Aardvarks are sneaky creatures. When they’re not busy digging their 30-foot burrows or starring in children’s cartoons, scientists have a hard time tracking them down. The nocturnal animals live in the middle of the desert and are hard to spot since their eyes don’t reflect light like other animals.
The fact that aardvarks are so rarely seen in the wild, in fact, have caused scientists to make some assumptions about how they live. Humans had never caught site of the secretive animals slurping up water, so researchers figured that the animals must not drink water, instead getting their fluids from their diet of fruit, insects, and munching on a small, spiny fruit called the aardvark cucumber.
Turns out, that’s not entirely the case.
A report published in Science on Wednesday debunked this myth. A team of zoologists at South Africa’s Nelson Mandela Metropolitan University compiled data from existing scientific literature and field reports, putting forth any observations of wild aardvarks drinking water that they found.
The assumption that aardvarks don’t drink water isn’t that outlandish, from a scientific point of view. In fact, a number of animals, such as kangaroo rats and thorny devils, get water from their diet and atmospheric moisture, respectively.

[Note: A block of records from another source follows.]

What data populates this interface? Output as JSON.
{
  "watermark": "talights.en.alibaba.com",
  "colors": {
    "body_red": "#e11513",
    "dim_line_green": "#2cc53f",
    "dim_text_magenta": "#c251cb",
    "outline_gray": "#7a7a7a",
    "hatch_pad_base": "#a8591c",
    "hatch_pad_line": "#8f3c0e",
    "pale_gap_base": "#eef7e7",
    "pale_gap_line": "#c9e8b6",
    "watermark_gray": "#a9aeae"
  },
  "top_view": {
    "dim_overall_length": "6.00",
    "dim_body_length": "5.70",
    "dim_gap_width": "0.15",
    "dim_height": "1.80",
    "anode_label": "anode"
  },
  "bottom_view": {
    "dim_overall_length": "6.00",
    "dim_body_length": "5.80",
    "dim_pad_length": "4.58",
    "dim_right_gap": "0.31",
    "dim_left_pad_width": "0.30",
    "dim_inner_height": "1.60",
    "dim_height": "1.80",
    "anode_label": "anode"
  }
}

Aardvarks held captive in zoos always drank water, but that’s because they are fed foods dryer than their natural diet. In this situation, the image of an aardvark dipping its snout into a puddle is the norm. The myth that they don’t drink water, which was never a fully-accepted scientific consensus, focused only on aardvarks living in their natural habitats without human interference. Still, though, all this means is that scientists finally have information on Aardvark behavior — there wasn’t actual evidence suggesting that they never drank water.
Professor Graham Kerley, the South African zoologist who published these findings, told Inverse over email that he felt his paper corrected an important flaw in how science is sometimes done. “We need to recognize that a body of evidence is needed to take our understanding forward,” he wrote.
Even over something as seemingly minor as aardvark hydration, scientists and science consumers must be sure that their understanding of how the world works, from the behavior of aardvarks to the impending climate change threatening their habitat, is based on evidence and research — not long-standing assumptions and dogma.